Show that the estimate $T_n$ is consistent (in probability) if $\sum_{i=1}^n \sigma_j^{-2} \Rightarrow \infty$. End Problem.

So I know that a consistent estimator is one that asymptotically approaches the parameter as the sample size goes to infinity. So by the problem statement, if the denominator of each of the weightings goes to infinity, then each of the $w_iX_i$ would just go to 0, yes? I'm a little confused on what this problem is trying to show.

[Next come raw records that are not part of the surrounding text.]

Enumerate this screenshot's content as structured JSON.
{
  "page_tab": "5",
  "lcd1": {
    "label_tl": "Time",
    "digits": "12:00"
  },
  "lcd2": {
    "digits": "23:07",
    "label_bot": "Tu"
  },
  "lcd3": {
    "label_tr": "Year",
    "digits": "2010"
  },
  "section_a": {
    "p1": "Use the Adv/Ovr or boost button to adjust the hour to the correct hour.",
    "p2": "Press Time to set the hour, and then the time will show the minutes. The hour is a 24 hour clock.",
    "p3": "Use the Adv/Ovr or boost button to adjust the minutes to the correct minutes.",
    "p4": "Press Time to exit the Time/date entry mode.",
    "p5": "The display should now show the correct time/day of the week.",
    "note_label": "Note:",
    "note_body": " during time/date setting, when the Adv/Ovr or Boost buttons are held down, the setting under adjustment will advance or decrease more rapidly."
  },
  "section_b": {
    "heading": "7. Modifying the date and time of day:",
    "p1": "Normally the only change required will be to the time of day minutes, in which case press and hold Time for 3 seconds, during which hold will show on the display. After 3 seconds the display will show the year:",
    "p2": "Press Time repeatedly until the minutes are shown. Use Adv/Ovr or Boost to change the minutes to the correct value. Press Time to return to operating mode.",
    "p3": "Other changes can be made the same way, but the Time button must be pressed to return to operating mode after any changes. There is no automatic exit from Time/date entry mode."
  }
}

Thanks for any help!

Answer 1

Yes, $w_{i}X_{i}$ go to 0, but you are interested in the behaviour of $T_{n}$ . Convergence in probability means .

\begin{equation} \lim_{n \rightarrow \infty }P(|T_{n} - \mu | \ge \epsilon) = 0 , \forall \epsilon > 0 \end{equation}

Try using some concentration inequality involving the variance .

Answer 2

Here are some steps:

1. Without loss of generality, $\mu=0$.
2. Compute $\operatorname{Var}\left(T_n\right)$. Using independence this reduces to $\sum_{i=1}^n\operatorname{Var}\left(\omega_iX_i\right)$. Since $$\operatorname{Var}\left(\omega_iX_i\right)=\omega_i^2\sigma_i^2,$$ it follows that $$ \operatorname{Var}\left(T_n\right)=\sum_{i=1}^n\left(\frac{\sigma_i^{-2}}{\sum_{j=1}^n\sigma_j^{-2}}\right)^2\sigma_i^2=\sum_{i=1}^n\sigma_i^{-2}\frac 1{\left(\sum_{j=1}^n\sigma_j^{-2}\right)^2}=\frac{1}{\sum_{j=1}^n\sigma_j^{-2}}. $$
3. Since $\mathbb E\left[T_n\right]=\mu$, we get that $\mathbb E\left[\left(T_n-\mu\right)^2\right]\to 0$ from which the convergence in probability follows.